Saturday, September 12, 2009
The struggle...to be and to be an artist.
Despite the wonderful support and interest in The Rent Project, I find that I struggle with my energy level. It sometimes feel as though I am lifting a huge boulder above my head. I know I can do this piece and I'm very good at keeping my commitments, in this case performing all the 20-minute requests that I have received so far. But it is honest to say I am easily overwhelmed in my head and body. It's often like a hump I have to get over. As an artist, being out of graduate school for just over 5 years now, it can sometimes be difficult to attain that same creative momentum I had when I was immersed in the built-in community of college. In that time, it was enough to just show up, engage in dialogue with those around you and access all kinds of great minds. Outside that bubble, one must work around "day job" schedules, family and other life responsibilities. I just wonder how we, as an art community can integrate those things into some sort of communal living. I wonder how many artists are interested in such an idea.
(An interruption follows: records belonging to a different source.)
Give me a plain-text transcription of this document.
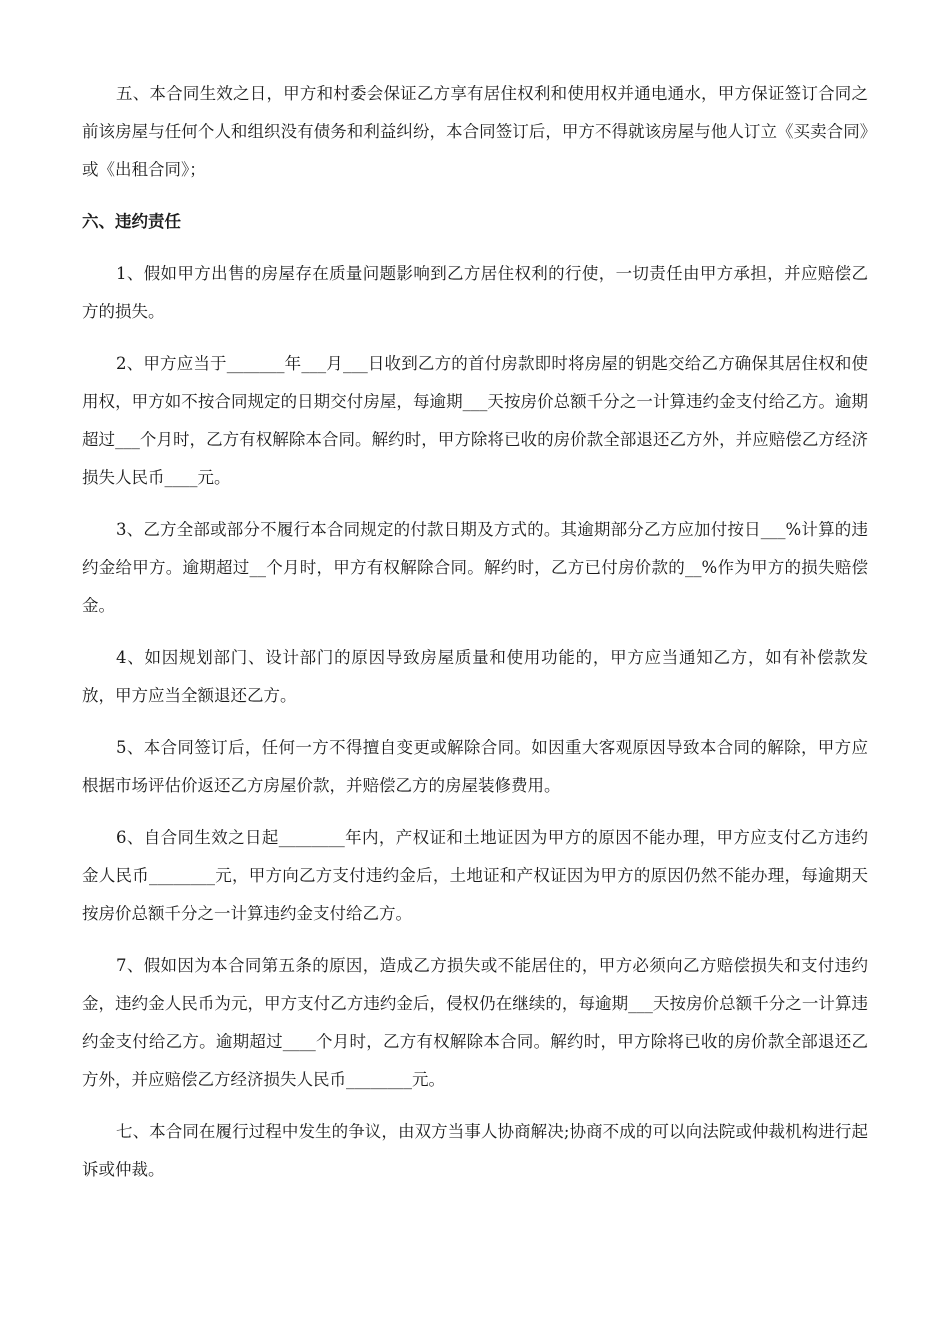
五、本合同生效之日，甲方和村委会保证乙方享有居住权利和使用权并通电通水，甲方保证签订合同之前该房屋与任何个人和组织没有债务和利益纠纷，本合同签订后，甲方不得就该房屋与他人订立《买卖合同》或《出租合同》；

六、违约责任

1、假如甲方出售的房屋存在质量问题影响到乙方居住权利的行使，一切责任由甲方承担，并应赔偿乙方的损失。

2、甲方应当于_______年___月___日收到乙方的首付房款即时将房屋的钥匙交给乙方确保其居住权和使用权，甲方如不按合同规定的日期交付房屋，每逾期___天按房价总额千分之一计算违约金支付给乙方。逾期超过___个月时，乙方有权解除本合同。解约时，甲方除将已收的房价款全部退还乙方外，并应赔偿乙方经济损失人民币____元。

3、乙方全部或部分不履行本合同规定的付款日期及方式的。其逾期部分乙方应加付按日___%计算的违约金给甲方。逾期超过__个月时，甲方有权解除合同。解约时，乙方已付房价款的__%作为甲方的损失赔偿金。

4、如因规划部门、设计部门的原因导致房屋质量和使用功能的，甲方应当通知乙方，如有补偿款发放，甲方应当全额退还乙方。

5、本合同签订后，任何一方不得擅自变更或解除合同。如因重大客观原因导致本合同的解除，甲方应根据市场评估价返还乙方房屋价款，并赔偿乙方的房屋装修费用。

6、自合同生效之日起________年内，产权证和土地证因为甲方的原因不能办理，甲方应支付乙方违约金人民币________元，甲方向乙方支付违约金后，土地证和产权证因为甲方的原因仍然不能办理，每逾期天按房价总额千分之一计算违约金支付给乙方。

7、假如因为本合同第五条的原因，造成乙方损失或不能居住的，甲方必须向乙方赔偿损失和支付违约金，违约金人民币为元，甲方支付乙方违约金后，侵权仍在继续的，每逾期___天按房价总额千分之一计算违约金支付给乙方。逾期超过____个月时，乙方有权解除本合同。解约时，甲方除将已收的房价款全部退还乙方外，并应赔偿乙方经济损失人民币________元。

七、本合同在履行过程中发生的争议，由双方当事人协商解决;协商不成的可以向法院或仲裁机构进行起诉或仲裁。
Why are most of our living situations so isolated from one another? Can there be a center? The capital region has plenty of artists but they are all over the place. There are small enclaves, such as the CAC, The Foundry, Grand St. Community Arts and other groupings of artist studios but I have yet to see a powerful force. How can we merge these energies more? I'm just thinking aloud. I would like to have this conversation with others.